States step in to prod reluctant retirement savers

Imagine hitting retirement, and having your annual income plunge from $30,000 to $13,000. That’s probably not the way most Americans envision their golden years, but it’s the rough reality confronting about 50 percent of the nation’s private sector workers, who have little if any savings and will have to get by on government safety nets alone.

“Half of private America is working full time and have nothing, so when they hit 65 or 70, basically all they have is Social Security, which is on average a little over a grand a month,” said Joshua Gotbaum, a guest scholar in economic studies with the Brookings Institution. Yet, a state-by-state effort to turn around that dire scenario is afoot in what promises to be “the biggest expansion of retirement security since Social Security was created,” said Gotbaum.

Backed in the 2008 presidential campaign by the nominees of both major parties, Barack Obama and John McCain, federal legislation was proposed that would have set up automatic enrollment into Individual Retirement Accounts (IRAs) for private sector workers who don’t already have access to a retirement savings plan through their employers. Support for the proposal lost steam in the wake of partisan bickering and opposition from the financial services industry.

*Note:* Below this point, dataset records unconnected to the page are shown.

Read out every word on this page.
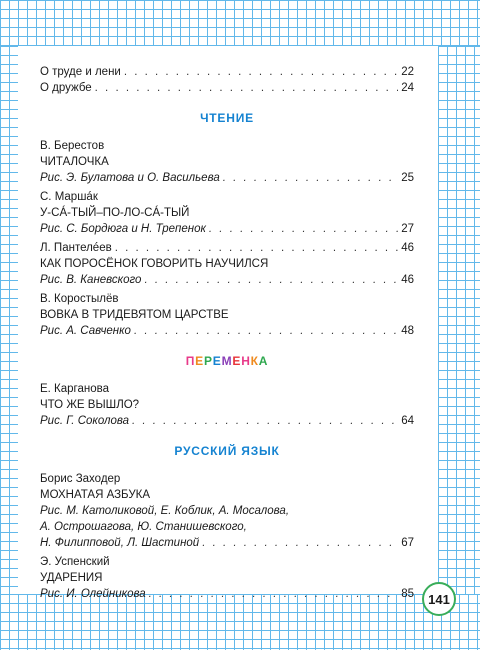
О труде и лени . . .	22
О дружбе . . .	24
ЧТЕНИЕ
В. Берестов
ЧИТАЛОЧКА
Рис. Э. Булатова и О. Васильева . . .	25
С. Маршáк
У-СÁ-ТЫЙ–ПО-ЛО-СÁ-ТЫЙ
Рис. С. Бордюга и Н. Трепенок . . .	27
Л. Пантелéев . . .	46
КАК ПОРОСЁНОК ГОВОРИТЬ НАУЧИЛСЯ
Рис. В. Каневского . . .	46
В. Коростылёв
ВОВКА В ТРИДЕВЯТОМ ЦАРСТВЕ
Рис. А. Савченко . . .	48
ПЕРЕМЕНКА
Е. Карганова
ЧТО ЖЕ ВЫШЛО?
Рис. Г. Соколова . . .	64
РУССКИЙ ЯЗЫК
Борис Заходер
МОХНАТАЯ АЗБУКА
Рис. М. Католиковой, Е. Коблик, А. Мосалова,
А. Острошагова, Ю. Станишевского,
Н. Филипповой, Л. Шастиной . . .	67
Э. Успенский
УДАРЕНИЯ
Рис. И. Олейникова . . .	85	141
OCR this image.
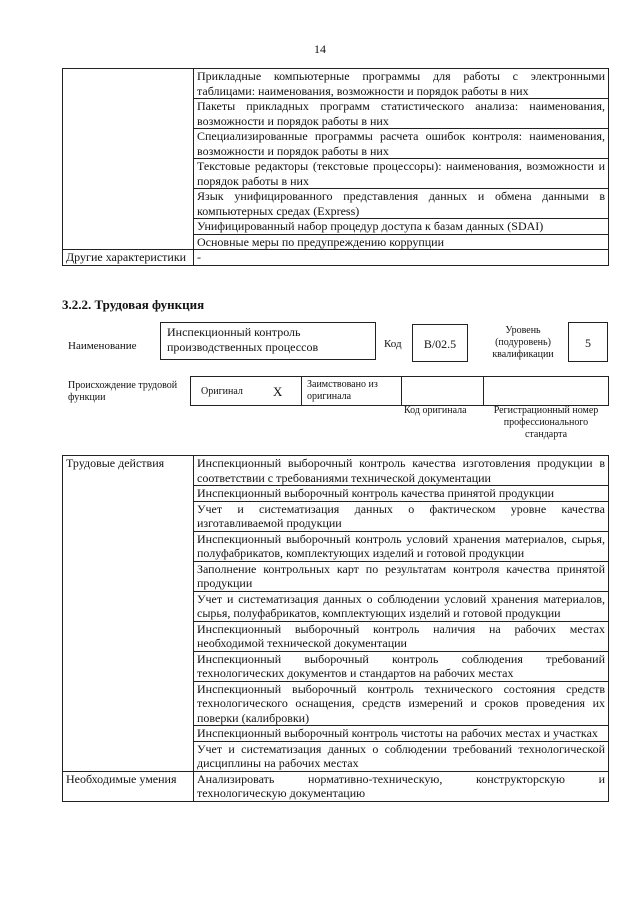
14
	Прикладные компьютерные программы для работы с электронными таблицами: наименования, возможности и порядок работы в них
	Пакеты прикладных программ статистического анализа: наименования, возможности и порядок работы в них
	Специализированные программы расчета ошибок контроля: наименования, возможности и порядок работы в них
	Текстовые редакторы (текстовые процессоры): наименования, возможности и порядок работы в них
	Язык унифицированного представления данных и обмена данными в компьютерных средах (Express)
	Унифицированный набор процедур доступа к базам данных (SDAI)
	Основные меры по предупреждению коррупции
Другие характеристики	-
3.2.2. Трудовая функция
Наименование
Инспекционный контроль производственных процессов	Код	B/02.5
Уровень (подуровень) квалификации
5
Происхождение трудовой функции
Оригинал X Заимствовано из оригинала
Код оригинала	Регистрационный номер профессионального стандарта
Трудовые действия	Инспекционный выборочный контроль качества изготовления продукции в соответствии с требованиями технической документации
	Инспекционный выборочный контроль качества принятой продукции
	Учет и систематизация данных о фактическом уровне качества изготавливаемой продукции
	Инспекционный выборочный контроль условий хранения материалов, сырья, полуфабрикатов, комплектующих изделий и готовой продукции
	Заполнение контрольных карт по результатам контроля качества принятой продукции
	Учет и систематизация данных о соблюдении условий хранения материалов, сырья, полуфабрикатов, комплектующих изделий и готовой продукции
	Инспекционный выборочный контроль наличия на рабочих местах необходимой технической документации
	Инспекционный выборочный контроль соблюдения требований технологических документов и стандартов на рабочих местах
	Инспекционный выборочный контроль технического состояния средств технологического оснащения, средств измерений и сроков проведения их поверки (калибровки)
	Инспекционный выборочный контроль чистоты на рабочих местах и участках
	Учет и систематизация данных о соблюдении требований технологической дисциплины на рабочих местах
Необходимые умения	Анализировать нормативно-техническую, конструкторскую и технологическую документацию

A handful of states have since picked up the auto-IRA campaign, looking to offset the economic impact of having large populations of impoverished elderly residents forced to rely on state services. The measures vary, but by-and-large require employers that don’t offer retirement benefits to conduct a payroll deduction but also allow employees to opt out of the plan. 

“Congress didn’t like it because it’s supported by Obama or because you’d require employers to do something, so it got stuck,” said Steven Sass, program director of the Financial Security Project at the Center for Retirement Research (CRR) at Boston College. “Now it’s the states, and these are serious efforts. It’s the next and best initiative we have going forward.”   

The Department of Labor (DOL) in late August gave an all-clear signal to efforts well underway in at least five states and issued a final rule essentially paving the way for laws setting up automatic enrollment into IRAs for private sector workers who don’t already have access to one through their employers.

“As a result, some states are busy following this through,” said Gotbaum of the DOL’s rule, which opened the door to the implementation of legislation passed in Illinois, Oregon, California, Connecticut and Maryland. The earliest of the programs are expected to be live in the summer of 2017.  

“This is the whole nudge movement,” said Sass, also a former economist at the Federal Reserve Bank of Boston. The employee contributions made via auto enrollments are put into Roth IRAs, which hold after-tax money that can be withdrawn without a penalty. That means such funds could be used as an emergency savings account rather than just a retirement account.

Geoffrey Sanzenbacher, a research economist at the CRR, argued that low-wage workers tapping into the accounts ahead of retirement isn’t necessarily a bad thing. “If somebody uses it to repair a roof after flooding, then better than using a credit card.”

Efforts to pass auto-IRA laws failed in Washington state and New Jersey, both of which instead adopted measures the financial services industry backed that involve creating websites where companies offering retirement plan options can list their services.

“We are not supporters of state-run retirement plans that eliminate the opportunities for financial advisers to provide advice and guidance to investors,” said David Bellaire, executive vice president and general counsel at the Financial Services Institute (FSI). “The state-run plans that the DOL rule is opening the door to do not provide a role for financial advisers, and instead substitute with a one-size-fits-all approach.”

The move at the state level is an effort to fill a void created as corporations that in decades past offered pension plans as a benefit to retain employees decided to drop them in favor of 401(k)s, in which employees decide how much to contribute and how to invest those funds. Other companies don’t offer any savings plan to their workers.

The DOL’s ruling means that corporations don’t have to shoulder any fiduciary responsibility in opening their payrolls to automatic deductions, while states don’t want to be running the actual administration of the programs, and most will contract the work out, which means the financial services industry could indeed garner work as a result. 

Still, the FSI’s Bellaire argues that workers have little need for auto-enrollments because “options for savings for retirement are readily available.” 

While true, the human trait of putting things off or avoiding one’s fears is on full display when it comes to planning for retirement. A survey released in July found the top retirement fear workers have is running out of money before they die, but that worry seemingly hasn’t prompted Americans en masse to start saving for their golden years.

Roughly half of U.S. workers might not have enough savings to maintain their standard of living after they retire, estimates the CRR. And about half of the nation’s workforce aren’t offered a pension, 401(k) or other retirement savings vehicle through work.    

“If an employer doesn’t offer a retirement savings plan, people don’t save,” said Gotbaum with the Brookings Institution. “As a result, half of America isn’t saving for retirement.” 

Americans aren’t unique in their inability to save, but the U.S. does deviate from many other Western industrialized nations in not having a government-mandated system of automatically enrolling citizens who don’t have retirement savings accounts. Gotbaum pointed to Britain, for instance, which allows workers to opt out, but he said more than 90 percent don’t.